Estimant que la définition du délit de harcèlement sexuel risque de criminaliser la séduction, Gérard Ducray, ancien élu UMP condamné pour harcèlement sexuel, a demandé son abrogation. Du côté des féministes, on considère aussi que le délit n’est pas adapté à la réalité. Mais que, loin de porter atteinte à la liberté des hommes, il assure aux harceleurs une scandaleuse impunité. Décryptage.


« Harceler autrui dans le but d’obtenir des faveurs de nature sexuelle » : c’est ainsi que le code pénal français définit le délit de harcèlement sexuel. Apparu en 1992, il pourrait disparaître le 4 mai prochain. Gérard Ducray, ancien secrétaire d’État et ancien élu UMP a en effet demandé son abrogation. Condamné pour harcèlement sexuel en 2010, il a, en mars 2011, accompagné son pourvoi en cassation d’une question prioritaire de constitutionnalité (QPC), qui permet à tout justiciable d’interroger le Conseil constitutionnel sur la conformité d’une loi dans le cadre d’un procès.


L’association européenne de lutte contre les violences faites aux femmes au travail (AVFT), qui s’est battue pour qu’un délit de harcèlement sexuel existe, a, dès le vote de la loi en 1992, critiqué sa définition juridique.
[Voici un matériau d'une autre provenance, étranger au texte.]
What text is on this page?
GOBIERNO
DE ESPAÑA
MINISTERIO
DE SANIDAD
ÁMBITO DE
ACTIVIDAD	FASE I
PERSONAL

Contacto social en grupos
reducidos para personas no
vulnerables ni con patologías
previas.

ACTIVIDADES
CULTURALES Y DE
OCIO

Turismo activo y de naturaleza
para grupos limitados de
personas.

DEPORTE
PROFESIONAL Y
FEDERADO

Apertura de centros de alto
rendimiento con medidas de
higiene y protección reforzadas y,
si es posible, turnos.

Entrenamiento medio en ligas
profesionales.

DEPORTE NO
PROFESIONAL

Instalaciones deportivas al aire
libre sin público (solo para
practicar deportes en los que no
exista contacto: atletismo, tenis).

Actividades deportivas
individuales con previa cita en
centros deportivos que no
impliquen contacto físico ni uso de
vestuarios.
Parmi d’autres arguments, l’association pointe l’imprécision de la définition du harcèlement sexuel. C’est précisément ce point qu’a choisi de souligner la défense de Gérard Ducray. Estimant que, trop floue, elle porte atteinte au principe de la légalité des délits et des peines, qui dispose que l’on ne peut être condamné pénalement qu’en vertu d’un texte précis et clair.


Criminalisation de la séduction ou impunité du harceleur ?


Mais, alors que Gérard Ducray pointe le risque de criminalisation des rapports de séduction, l’AVFT met en avant l’impunité dont bénéficient les harceleurs grâce à ce flou juridique. « Les juges statuent subjectivement, en fonction de l’idée qu’ils se font du harcèlement sexuel », constate l’association. Et cette vision que les magistrats ont du harcèlement sexuel est parfois déconcertante. Des propos insultants assimilés à des « signaux sociaux conventionnels de séduction » aux mains aux fesses censées « créer du lien », les motifs de relaxe des prévenus attestent parfois d’une conception étonnante des rapports entre hommes et femmes.


Il est par ailleurs surprenant que la victime soit tenue de prouver l’intention« d’obtenir des faveurs de nature sexuelle ». Comment prouver une telle intention ? De quels éléments est-elle supposée la déduire ? Pourquoi donner tant d’importance à cette finalité, qui permet si facilement au mis en cause de s’exonérer de sa responsabilité, du genre « c’est elle qui prend tout mal » ou « c’était juste pour rire » ? Les manifestations du harcèlement sexuel et des conséquences mesurables sur la santé et le travail des victimes ne devraient-elles pas suffire à ce que l’infraction soit constituée ?


Pas d’étude depuis… vingt ans !


Moins de 100 harceleurs sont condamnés en France chaque année, loin des craintes d’invasion des tribunaux, formulées au moment de la création du délit en 1992. Pourtant, dans la seule enquête française disponible au sujet du harcèlement sexuel – qui date de 1991 ! –, 19 % des salariées interrogées se sont déclarées victimes de harcèlement sexuel au travail. Soit plusieurs milliers de citoyennes chaque année. Selon une étude du Bureau international du travail (BIT), parue en 1999, la France est même l’un des pays où le taux des violences sexistes ou sexuelles sur le lieu de travail est le plus élevé du monde.


De nombreuses condamnations pour harcèlement sexuel sont en fait des agressions sexuelles, voire des viols – 3 000 sont commis en France chaque année sur le lieu de travail –, déqualifiées, et théoriquement plus sévèrement réprimées. Si, pour ces raisons, l’AVFT demande au Conseil constitutionnel l’abrogation du délit de harcèlement sexuel, elle exige que celle-ci soit différée, de façon à ce que le législateur ait le temps de produire un nouveau texte. Sans quoi, il y aurait une annulation de toutes les procédures en cours et la création d’un vide juridique pour les victimes, empêchées de porter plainte. Gageons que le Conseil constitutionnel ne validera pas l’impunité dont bénéficient de trop nombreux harceleurs français.